O Movimento Cívico pelo Direito a Morrer com Dignidade publicou o seu manifesto há mais de 2 anos. Desde então temo-nos desdobrado em debates pelo país e nos órgãos de comunicação social. Na semana passada publicamos um livro com múltiplos testemunhos, pareceres e críticas vindas de sectores muito distintos da sociedade. Os projetos-lei que agora se apresentam e discutem resultam dessa intervenção cívica e refletem um amadurecimento do debate público.

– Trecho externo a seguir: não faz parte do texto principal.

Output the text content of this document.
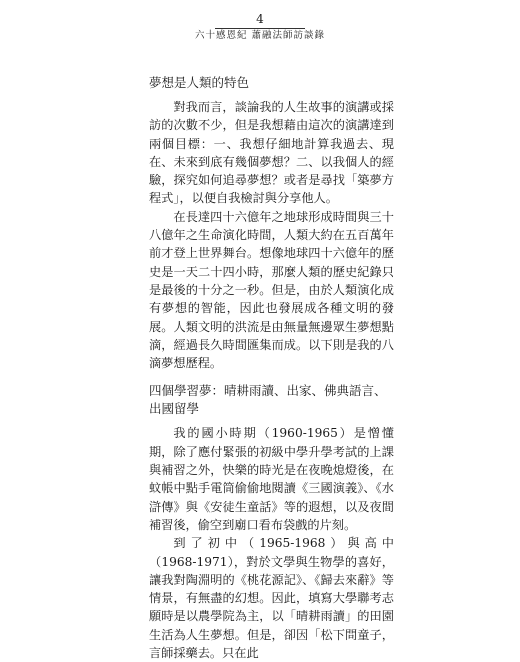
4
六十感恩紀 蕭融法師訪談錄
夢想是人類的特色

對我而言，談論我的人生故事的演講或採訪的次數不少，但是我想藉由這次的演講達到兩個目標：一、我想仔細地計算我過去、現在、未來到底有幾個夢想？二、以我個人的經驗，探究如何追尋夢想？或者是尋找「築夢方程式」，以便自我檢討與分享他人。

在長達四十六億年之地球形成時間與三十八億年之生命演化時間，人類大約在五百萬年前才登上世界舞台。想像地球四十六億年的歷史是一天二十四小時，那麼人類的歷史紀錄只是最後的十分之一秒。但是，由於人類演化成有夢想的智能，因此也發展成各種文明的發展。人類文明的洪流是由無量無邊眾生夢想點滴，經過長久時間匯集而成。以下則是我的八滴夢想歷程。

四個學習夢：晴耕雨讀、出家、佛典語言、出國留學

我的國小時期（1960-1965）是憎懂期，除了應付緊張的初級中學升學考試的上課與補習之外，快樂的時光是在夜晚熄燈後，在蚊帳中點手電筒偷偷地閱讀《三國演義》、《水滸傳》與《安徒生童話》等的遐想，以及夜間補習後，偷空到廟口看布袋戲的片刻。

到了初中（1965-1968）與高中（1968-1971），對於文學與生物學的喜好，讓我對陶淵明的《桃花源記》、《歸去來辭》等情景，有無盡的幻想。因此，填寫大學聯考志願時是以農學院為主，以「晴耕雨讀」的田園生活為人生夢想。但是，卻因「松下問童子，言師採藥去。只在此
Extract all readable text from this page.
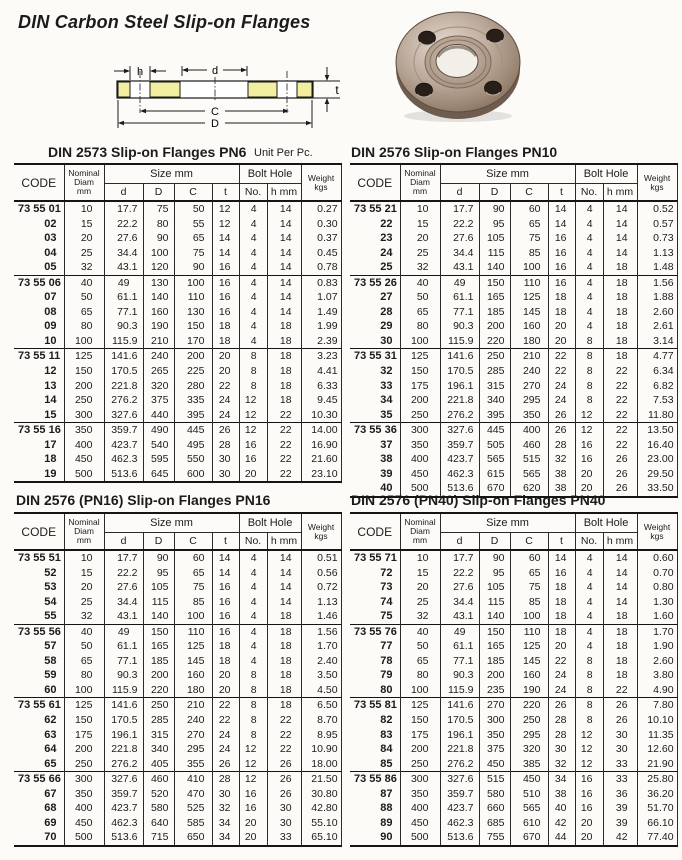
DIN Carbon Steel Slip-on Flanges
h	d
t
C
D
DIN 2573 Slip-on Flanges PN6 Unit Per Pc.	DIN 2576 Slip-on Flanges PN10
DIN 2576 (PN16) Slip-on Flanges PN16	DIN 2576 (PN40) Slip-on Flanges PN40
CODE	Nominal
Diam
mm	Size mm				Bolt Hole		Weight
kgs
		d	D	C	t	No.	h mm	
73 55 01	10	17.7	75	50	12	4	14	0.27
02	15	22.2	80	55	12	4	14	0.30
03	20	27.6	90	65	14	4	14	0.37
04	25	34.4	100	75	14	4	14	0.45
05	32	43.1	120	90	16	4	14	0.78
73 55 06	40	49	130	100	16	4	14	0.83
07	50	61.1	140	110	16	4	14	1.07
08	65	77.1	160	130	16	4	14	1.49
09	80	90.3	190	150	18	4	18	1.99
10	100	115.9	210	170	18	4	18	2.39
73 55 11	125	141.6	240	200	20	8	18	3.23
12	150	170.5	265	225	20	8	18	4.41
13	200	221.8	320	280	22	8	18	6.33
14	250	276.2	375	335	24	12	18	9.45
15	300	327.6	440	395	24	12	22	10.30
73 55 16	350	359.7	490	445	26	12	22	14.00
17	400	423.7	540	495	28	16	22	16.90
18	450	462.3	595	550	30	16	22	21.60
19	500	513.6	645	600	30	20	22	23.10
CODE	Nominal
Diam
mm	Size mm				Bolt Hole		Weight
kgs
		d	D	C	t	No.	h mm	
73 55 21	10	17.7	90	60	14	4	14	0.52
22	15	22.2	95	65	14	4	14	0.57
23	20	27.6	105	75	16	4	14	0.73
24	25	34.4	115	85	16	4	14	1.13
25	32	43.1	140	100	16	4	18	1.48
73 55 26	40	49	150	110	16	4	18	1.56
27	50	61.1	165	125	18	4	18	1.88
28	65	77.1	185	145	18	4	18	2.60
29	80	90.3	200	160	20	4	18	2.61
30	100	115.9	220	180	20	8	18	3.14
73 55 31	125	141.6	250	210	22	8	18	4.77
32	150	170.5	285	240	22	8	22	6.34
33	175	196.1	315	270	24	8	22	6.82
34	200	221.8	340	295	24	8	22	7.53
35	250	276.2	395	350	26	12	22	11.80
73 55 36	300	327.6	445	400	26	12	22	13.50
37	350	359.7	505	460	28	16	22	16.40
38	400	423.7	565	515	32	16	26	23.00
39	450	462.3	615	565	38	20	26	29.50
40	500	513.6	670	620	38	20	26	33.50
CODE	Nominal
Diam
mm	Size mm				Bolt Hole		Weight
kgs
		d	D	C	t	No.	h mm	
73 55 51	10	17.7	90	60	14	4	14	0.51
52	15	22.2	95	65	14	4	14	0.56
53	20	27.6	105	75	16	4	14	0.72
54	25	34.4	115	85	16	4	14	1.13
55	32	43.1	140	100	16	4	18	1.46
73 55 56	40	49	150	110	16	4	18	1.56
57	50	61.1	165	125	18	4	18	1.70
58	65	77.1	185	145	18	4	18	2.40
59	80	90.3	200	160	20	8	18	3.50
60	100	115.9	220	180	20	8	18	4.50
73 55 61	125	141.6	250	210	22	8	18	6.50
62	150	170.5	285	240	22	8	22	8.70
63	175	196.1	315	270	24	8	22	8.95
64	200	221.8	340	295	24	12	22	10.90
65	250	276.2	405	355	26	12	26	18.00
73 55 66	300	327.6	460	410	28	12	26	21.50
67	350	359.7	520	470	30	16	26	30.80
68	400	423.7	580	525	32	16	30	42.80
69	450	462.3	640	585	34	20	30	55.10
70	500	513.6	715	650	34	20	33	65.10
CODE	Nominal
Diam
mm	Size mm				Bolt Hole		Weight
kgs
		d	D	C	t	No.	h mm	
73 55 71	10	17.7	90	60	14	4	14	0.60
72	15	22.2	95	65	16	4	14	0.70
73	20	27.6	105	75	18	4	14	0.80
74	25	34.4	115	85	18	4	14	1.30
75	32	43.1	140	100	18	4	18	1.60
73 55 76	40	49	150	110	18	4	18	1.70
77	50	61.1	165	125	20	4	18	1.90
78	65	77.1	185	145	22	8	18	2.60
79	80	90.3	200	160	24	8	18	3.80
80	100	115.9	235	190	24	8	22	4.90
73 55 81	125	141.6	270	220	26	8	26	7.80
82	150	170.5	300	250	28	8	26	10.10
83	175	196.1	350	295	28	12	30	11.35
84	200	221.8	375	320	30	12	30	12.60
85	250	276.2	450	385	32	12	33	21.90
73 55 86	300	327.6	515	450	34	16	33	25.80
87	350	359.7	580	510	38	16	36	36.20
88	400	423.7	660	565	40	16	39	51.70
89	450	462.3	685	610	42	20	39	66.10
90	500	513.6	755	670	44	20	42	77.40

Mas o debate tem sido pontuado nas últimas semanas por artigos e declarações inaceitáveis, do ponto de vista da verdade e da seriedade. Quem leu os projetos-lei sabe que estão excluídas situações que envolvam crianças, pessoas idosas com demência ou outras patologias que perturbem a sua capacidade de decidir livremente e doentes psiquiátricos. Sabe também que o processo vai requerer vontade reiterada pelo próprio em pelo menos 4 ou 5 situações e que estarão envolvidos sempre mais de 2 médicos. E sabe ainda que se criará uma comissão de acompanhamento do processo, responsável por autorizar a morte assistida. Os critérios são claros, tem que se sofrer de doença terminal ou incurável acompanhada de sofrimento não mitigável. Só por má fé ou descuido irresponsável é que alguns podem falar de doença crónica ou idade avançada. Este tema requeria um debate sereno e responsável mas houve quem o tentasse inquinar, não com o que continham os projetos-lei mas com o que eles não tinham.
Um outro equívoco perigoso é a tentativa de passar a mensagem que a medicina cura e trata tudo. Não é verdade. Os profissionais de saúde conhecem bem a frustração, lidam com ela diariamente. Há doenças que não se curam e há dores que só se tratam colocando o doente inconsciente. Ninguém restabelece a capacidade de andar a um tetraplégico. Ninguém consegue evitar a progressiva paralisia de um doente com esclerose lateral amiotrófica. E ninguém consegue reverter a degradação do corpo num doente com um cancro terminal. Há quem queira morrer de pé e consciente. E também há quem não o queira. Bem-dita diversidade.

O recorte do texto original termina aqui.